Simple and Readable Text Markup Languages vs. Rich Web Text Editing

David A. Wheeler

2011-05-19 (originally May 3, 2005)

Trend and Counter-Trend

There's a new(?) trend that shows that everything old really is sometimes new again. What's the trend? Simple, highly readable markup languages. And it has an "opponent", which is also not exactly new: web text editors. Yet they seem to be both coming to the fore, which is quite interesting.

Lightweight Markup Languages

In some situations, typical document formats (such as OpenDocument, Word .doc format, or even editing HTML directly) simply don't work well. This includes massive collaboration over an internet (such as with Wikipedia or other Wiki sites), or for creating relatively simple/short documents (such as for bloggers). Although existing markup languages like DocBook, HTML/XHTML, LaTex, and nroff/man all work, they're often complicated to write and read. You could use SGML or XML to create your own markup language, but that doesn't really address the need for simplicity. None of these work very well if you expect to have many users who don't really understand computers deeply (HTML comes closest, but complicated HTML documents become unreadable in a hurry).

Lightweight markup languages have resurged to meet these needs. These are markup languages that are really easy to read and write, which can then be automatically translated to other formats. Sadly, there are lots of slightly different ones. Capable examples include:

  1. AsciiDoc looks very reasonable if you want to create documents or websites; it can generate HTML, XML, DocBook, PDF, and man pages (DocBook can in turn generate other formats; it can also generate the obsolete LinuxDoc format). This is no trivial capability; it can handle cross-links, tables, and so on. Technically, AsciiDoc processing requires an implementation to look ahead to the next line to understand text; some find this annoying, but if it makes the language easy to read, I think that's quite reasonable.
  2. Markdown
  3. reStructuredText
  4. Wikipedia's markup language (supported by MediaWiki) has grown a lot of capabilities (to support creating an encyclopedia), yet it's still easy to use (and thus is a really capable example of this). There are a vast number of users of this notation, but setting up a processor for it isn't so easy.

The various Wiki languages, such as MoinMoin's, etc., are also examples of this. But there are a lot of different ones, all incompatible. Here's some text on StructuredText, ReStructuredText, and WikiText. Many Wiki languages use CamelCase to create links, unfortunately; a lot of people (including me) find that convention ugly and awkward (MediaWiki dumped CamelCase years ago; MediaWiki internal links look like this: [[MediaWiki link]]). Most Wiki languages are too limiting for wider use.

No doubt there are others. One I learned about recently is Markdown. Markdown is a notation for simply writing text and generating HTML or XHTML; it seems to be focused on helping bloggers.

Anyway, it's an interesting trend! In the long term, I hope that there will eventually be a merger and a "standard" simple markup language (or at least be a standard subset that works in many places). Wikipedia is so widely used that it might a good basis for that standard. AsciiDoc is similar in some ways, but in a few ways it's radically different; on the other hand, it's highly configurable, so that could be done. There is a completely different alternative, though: rich web text editing.

Rich Web Text Editing

Of course, nobody says you have to look at that markup directly. If you didn't require people to load programs, and could instead just edit text directly in their web browser, that wouldn't be so bad. Thus rich web text editing tools let you edit files directly from inside your web browser, without users having to "install" a program. In almost all cases, what's being edited is HTML or XML, but the user doesn't need to see HTML/XML directly.

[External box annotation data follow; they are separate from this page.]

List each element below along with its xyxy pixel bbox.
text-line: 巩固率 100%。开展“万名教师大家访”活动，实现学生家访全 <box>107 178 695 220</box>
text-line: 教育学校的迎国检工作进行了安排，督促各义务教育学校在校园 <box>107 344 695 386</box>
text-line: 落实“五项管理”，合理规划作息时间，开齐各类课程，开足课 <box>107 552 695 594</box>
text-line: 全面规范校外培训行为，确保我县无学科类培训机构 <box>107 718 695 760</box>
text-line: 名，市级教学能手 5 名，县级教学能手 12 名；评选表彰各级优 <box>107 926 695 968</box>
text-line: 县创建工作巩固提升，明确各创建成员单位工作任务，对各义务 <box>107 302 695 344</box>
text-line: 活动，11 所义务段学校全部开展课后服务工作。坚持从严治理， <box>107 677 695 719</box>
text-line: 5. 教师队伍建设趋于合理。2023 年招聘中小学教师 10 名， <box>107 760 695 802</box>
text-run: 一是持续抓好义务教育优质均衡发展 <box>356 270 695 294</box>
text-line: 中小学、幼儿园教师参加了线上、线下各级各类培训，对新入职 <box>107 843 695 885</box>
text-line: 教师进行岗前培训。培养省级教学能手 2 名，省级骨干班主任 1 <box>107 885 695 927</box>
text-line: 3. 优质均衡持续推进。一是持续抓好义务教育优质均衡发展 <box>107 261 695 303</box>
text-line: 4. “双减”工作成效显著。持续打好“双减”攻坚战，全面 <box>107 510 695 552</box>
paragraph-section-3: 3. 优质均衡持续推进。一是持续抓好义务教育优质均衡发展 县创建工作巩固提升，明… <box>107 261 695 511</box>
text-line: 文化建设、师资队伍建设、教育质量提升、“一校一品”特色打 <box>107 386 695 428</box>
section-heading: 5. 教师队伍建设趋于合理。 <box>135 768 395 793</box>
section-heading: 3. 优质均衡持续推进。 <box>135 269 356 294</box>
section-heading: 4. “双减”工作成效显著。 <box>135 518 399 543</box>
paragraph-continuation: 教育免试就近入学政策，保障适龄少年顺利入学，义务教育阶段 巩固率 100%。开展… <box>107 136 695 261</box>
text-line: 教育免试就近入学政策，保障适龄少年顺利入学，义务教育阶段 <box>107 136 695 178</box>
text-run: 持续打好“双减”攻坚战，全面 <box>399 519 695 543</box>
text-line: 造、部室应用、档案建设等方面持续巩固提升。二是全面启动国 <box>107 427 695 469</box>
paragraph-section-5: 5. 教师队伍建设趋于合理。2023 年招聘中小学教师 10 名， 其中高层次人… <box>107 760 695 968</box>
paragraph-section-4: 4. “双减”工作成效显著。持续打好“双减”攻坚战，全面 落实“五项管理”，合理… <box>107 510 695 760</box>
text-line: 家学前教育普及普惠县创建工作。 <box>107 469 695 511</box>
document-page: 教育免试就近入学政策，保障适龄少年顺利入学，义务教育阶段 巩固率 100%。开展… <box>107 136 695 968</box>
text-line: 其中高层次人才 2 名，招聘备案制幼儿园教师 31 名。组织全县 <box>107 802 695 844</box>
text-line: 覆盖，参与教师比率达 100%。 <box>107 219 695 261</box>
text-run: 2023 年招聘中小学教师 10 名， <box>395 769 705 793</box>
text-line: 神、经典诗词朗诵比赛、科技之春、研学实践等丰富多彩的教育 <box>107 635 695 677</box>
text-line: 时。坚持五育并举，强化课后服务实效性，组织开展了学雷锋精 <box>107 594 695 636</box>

Examples of such tools include Kupu ( here's an O'ReillyNet review of Kupu), fskeditor (an unfortunate name; fck are the programmer's initials), and tinmce.

There's also Walter; this is much less functional, but it has an interesting technical approach. Most alternatives depend on a new feature called "caret browsing", while Walter doesn't; it reads key events and the DOM interface, which means it should work on older browsers. But it doesn't work as well with newer browsers, so it's not clear that this will go anywhere.

A long time ago I publicly proposed that browsers should add support to the TEXTAREA tag, so that TEXTAREA type="html" would enable automatic editing of HTML text. I still think that would be a good idea! And it'd be upward-compatible, too. But these tools will let people work in a nicer way until browsers have this capability built-in.

It's a Big World

It's a big world, and I believe there's room for both of these approaches as well as the more traditional approaches. In fact, both simple/readable text markup languages and rich web text editing typically depend on more traditional approaches. Simple and readable text markup languages seem to be uniformly implemented by internally translating to a more traditional language, and rich web text editing internally uses a traditional markup language as well. But if they help, hopefully the above info will help you find information.